Rosé Doc Venezia

General description

In times which by now are distant, it was precisely in the area of the Piave (a river which later, during World War I, became famous all over the world) that rosé wine was consumed by peasant families who worked on the estates of the Venetian nobility.

Greatly appreciated both in the city and in the countryside, it was considered the Sunday wine.

Historically, the wine was transferred from the demijohn to the bottle at the end of winter so that the fermentation would terminate in the bottle.

In so doing, it became “ready” in the spring, fresh and with a light natural effervescence which, along with its high acidity, made it easy to drink even with the rather fatty food of the zone.


The Rosé DOC Venezia, produced from local grape varieties, enchants right away with its color: a pink which ranges from light onion skin or peach all the way to pomegranate, always pleasurably luminous.

The flavors open with floral notes, roses and wildflowers, which then give way to fruity fragrances of pineapple, wild cherries, and berry fruit.

The lively and elegant bubbles prolong these sensations on the finish, which closes with a light bittersweet sensation.


When should the Rosé DOC Venezia be drunk?
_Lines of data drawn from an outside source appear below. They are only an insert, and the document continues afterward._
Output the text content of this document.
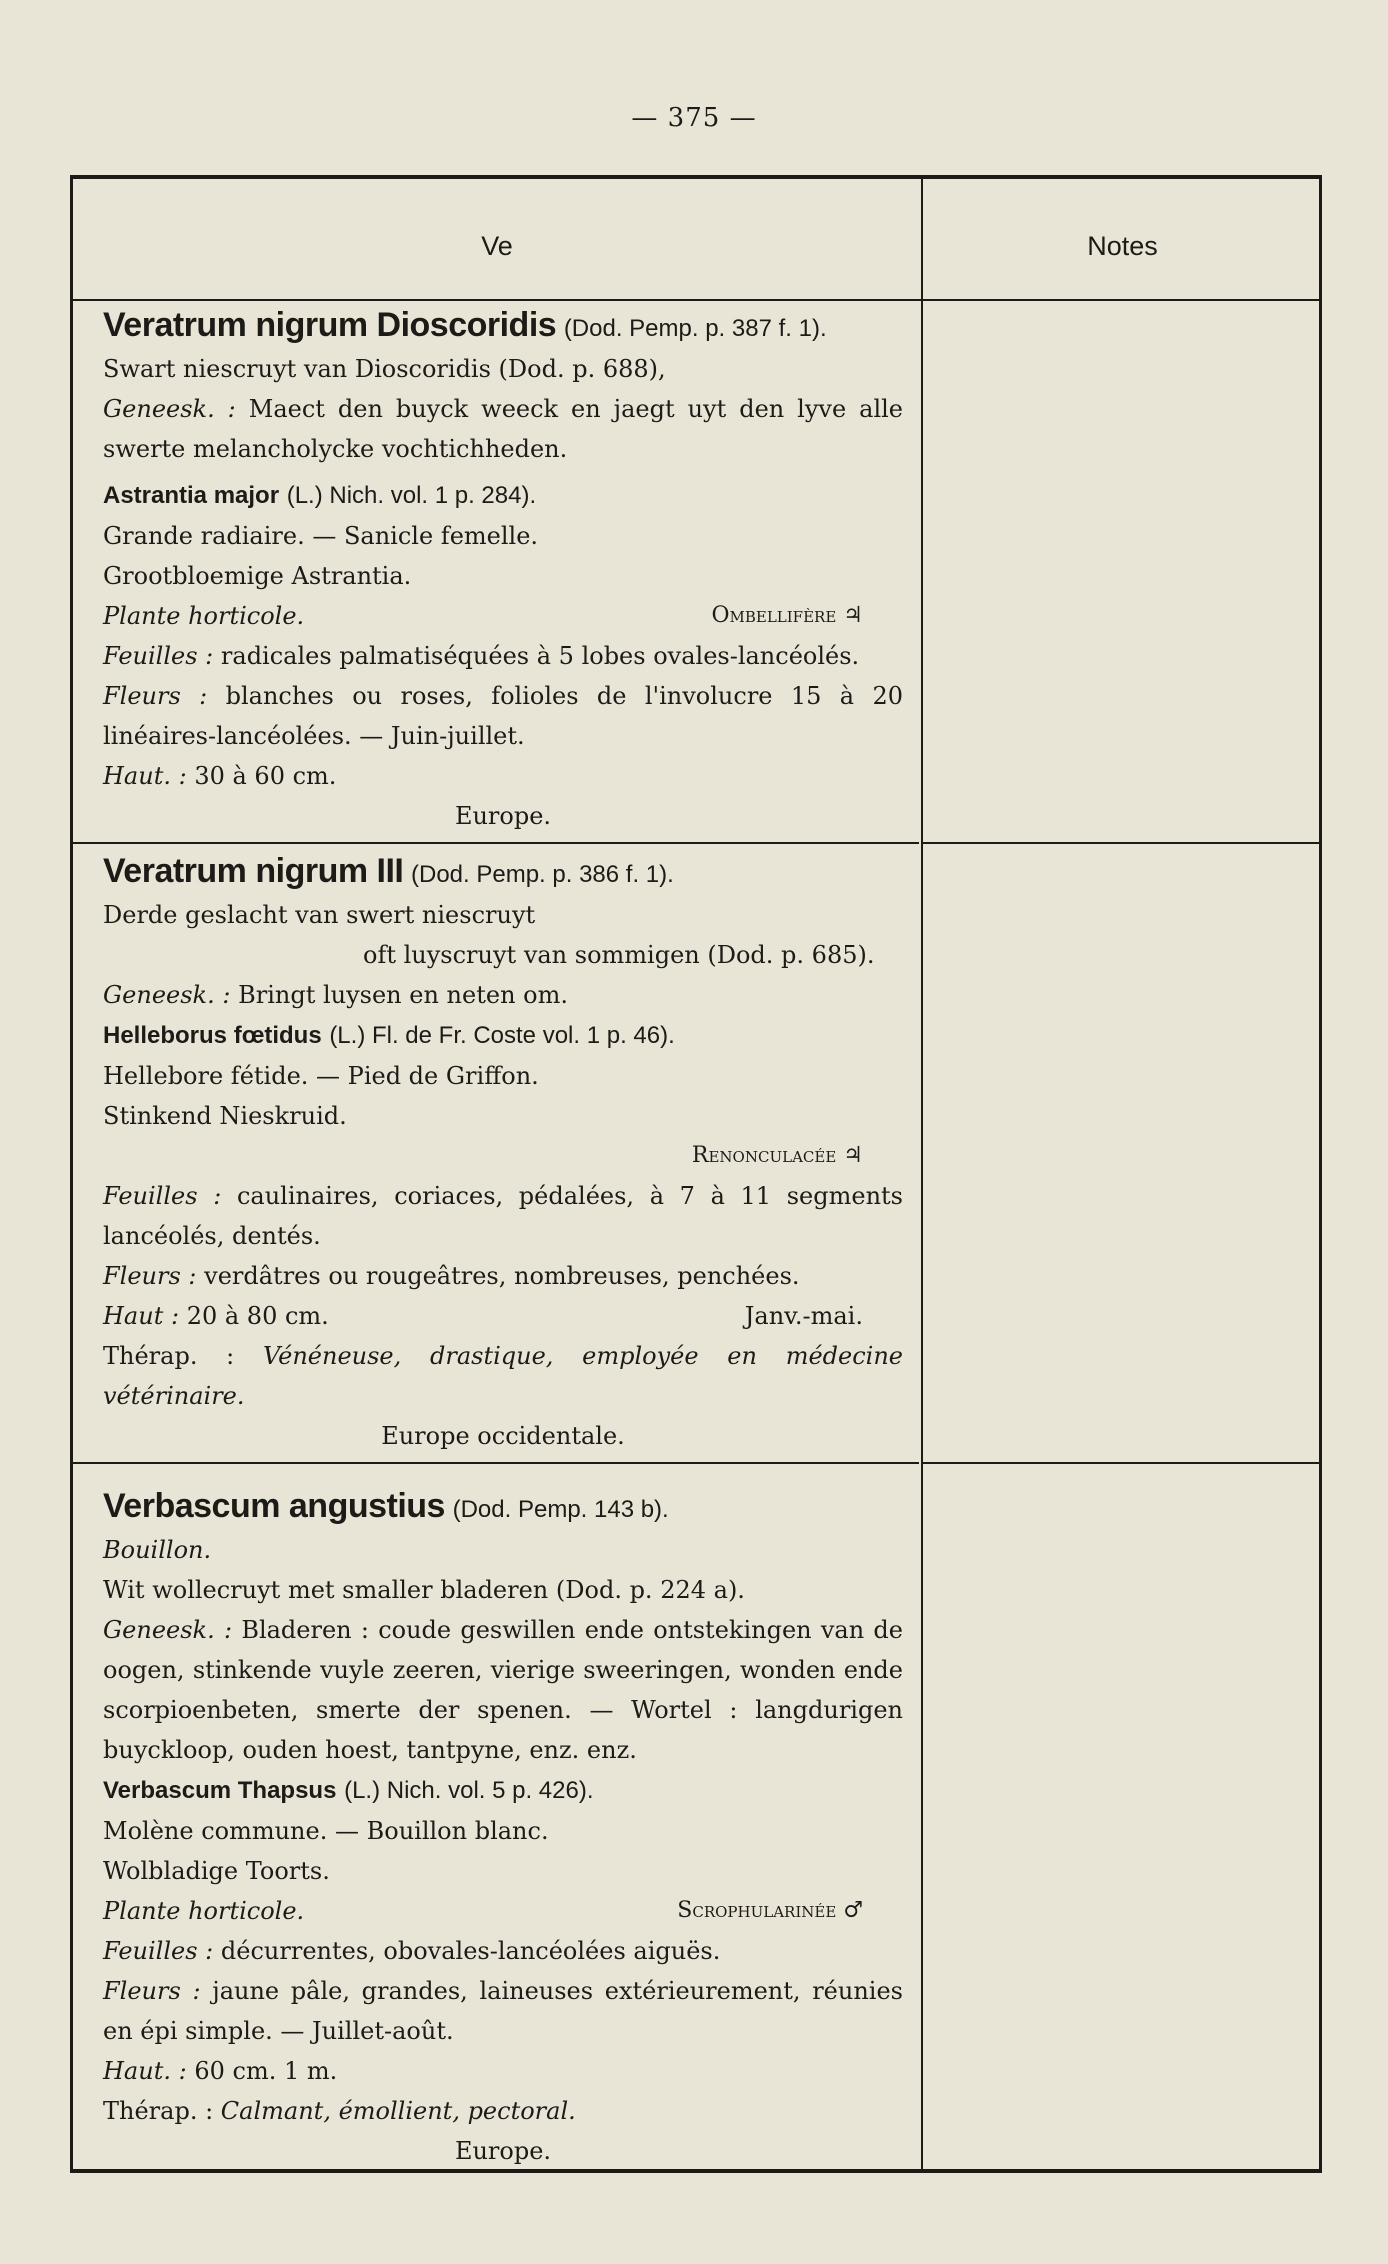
— 375 —
Ve	Notes

Veratrum nigrum Dioscoridis (Dod. Pemp. p. 387 f. 1).

Swart niescruyt van Dioscoridis (Dod. p. 688),

Geneesk. : Maect den buyck weeck en jaegt uyt den lyve alle swerte melancholycke vochtichheden.

Astrantia major (L.) Nich. vol. 1 p. 284).

Grande radiaire. — Sanicle femelle.

Grootbloemige Astrantia.

Plante horticole.	Ombellifère ♃

Feuilles : radicales palmatiséquées à 5 lobes ovales-lancéolés.

Fleurs : blanches ou roses, folioles de l'involucre 15 à 20 linéaires-lancéolées. — Juin-juillet.

Haut. : 30 à 60 cm.

Europe.

Veratrum nigrum III (Dod. Pemp. p. 386 f. 1).

Derde geslacht van swert niescruyt

oft luyscruyt van sommigen (Dod. p. 685).

Geneesk. : Bringt luysen en neten om.

Helleborus fœtidus (L.) Fl. de Fr. Coste vol. 1 p. 46).

Hellebore fétide. — Pied de Griffon.

Stinkend Nieskruid.

Renonculacée ♃

Feuilles : caulinaires, coriaces, pédalées, à 7 à 11 segments lancéolés, dentés.

Fleurs : verdâtres ou rougeâtres, nombreuses, penchées.

Haut : 20 à 80 cm.	Janv.-mai.

Thérap. : Vénéneuse, drastique, employée en médecine vétérinaire.

Europe occidentale.

Verbascum angustius (Dod. Pemp. 143 b).

Bouillon.

Wit wollecruyt met smaller bladeren (Dod. p. 224 a).

Geneesk. : Bladeren : coude geswillen ende ontstekingen van de oogen, stinkende vuyle zeeren, vierige sweeringen, wonden ende scorpioenbeten, smerte der spenen. — Wortel : langdurigen buyckloop, ouden hoest, tantpyne, enz. enz.

Verbascum Thapsus (L.) Nich. vol. 5 p. 426).

Molène commune. — Bouillon blanc.

Wolbladige Toorts.

Plante horticole.	Scrophularinée ♂

Feuilles : décurrentes, obovales-lancéolées aiguës.

Fleurs : jaune pâle, grandes, laineuses extérieurement, réunies en épi simple. — Juillet-août.

Haut. : 60 cm. 1 m.

Thérap. : Calmant, émollient, pectoral.

Europe.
Elegant and intriguing, it makes for a refined aperitif on a terrace over the Grand Canal or for special lunches and dinners. If, instead, you prefer Italian or, better yet, Venetian savoir faire, you only have to recover the century-old tradition which reigned in the estates of the Venetian nobles. The best way to taste it is during the summer along with an excellent group of friends around a table which has been set up under the branches of the trees.

High angle view of a plate full of grilled artichokes with lemons, butter and mayonaise, with a plate for the eaten leaves.

Recommended matches with food

To try as an accompaniment to small fried dishes (vegetables, mozzarella, or meatballs) or, only in springtime, squid, octopi with the typical “castraure di Sant’Erasmo”, the first bud of the artichoke plant (protected by the Slow Food movement).

It goes well during meals with risotto dishes seasoned with fish or shellfish. For those who love meat, it is an ideal match to salami and sausage. To try as well with the classic eggplant Parmesan dish.